AIHce: Sustainable Development Beyond Borders

June 3, 2009
Sustainable development is more than a greening trend and instead reflects the core ways of making decisions, according to keynote speaker Edward L. Quevedo, JD, at the American Industrial Hygiene Conference and Expo (AIHce) in Toronto.

Sustainable development is more than a greening trend and instead reflects the core ways of making decisions, according to keynote speaker Edward L. Quevedo, JD, at the American Industrial Hygiene Conference and Expo (AIHce) in Toronto.

“I’d like to start reorienting you to the notion of sustainable development,” he said during his presentation, Sustainable Development Beyond Borders: Taking an Active and Meaningful Role in Advancing Sustainability and Corporate Responsibility in Your Organization.

Quevedo, who is a special counsel in Farella Braun + Martel's Environmental Law Department and chair of the Sustainability Group, stressed that sustainability is understanding the difference between cause and effect. Sustainable development, he added, is “a notion of social conscience,” where we value nature and each other as least as much as we value money.
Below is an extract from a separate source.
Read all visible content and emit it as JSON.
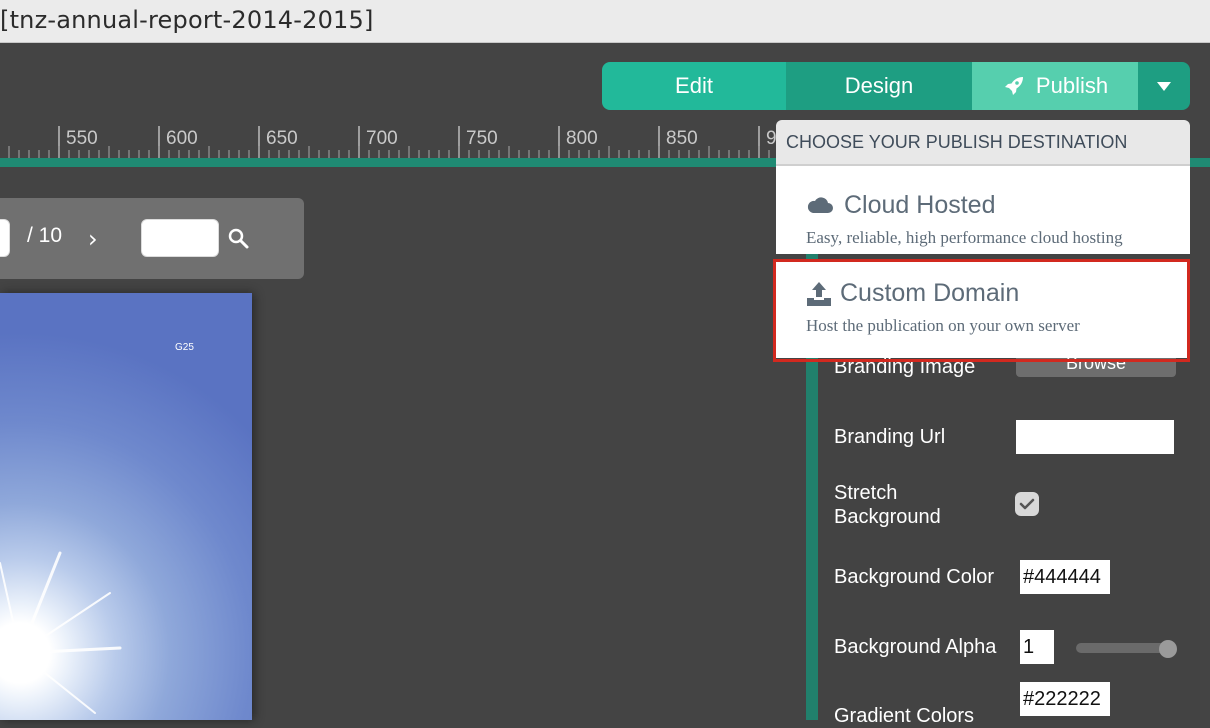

“Money is good. Money is a driver, money circulates. It connects us, it connects the world. But it has its place,” he said.

Three Resources

Sustainable development teaches us, Quevedo said, that there are three types of resources:

  • Natural
  • Human/social
  • Financial

“If I’m right that there are only three types of resources available, then we better be darn careful about the responsibility of using those resources – and we haven’t been,” he said. As a result, two of those resources – ecosystems and financial systems – currently are in collapse. One of the first steps to take, Quevedo suggested, is to slow down and reflect.

“I want to counsel reflection,” he said. “I want to suggest that one of the fundamental principles of sustainable development is to do the same thing the entrepreneur does when she gathers her team to form a new enterprise. A good entrepreneur will periodically stop and say ‘hold on, what are we doing here?’ I propose … we pause and think and have a little humility.”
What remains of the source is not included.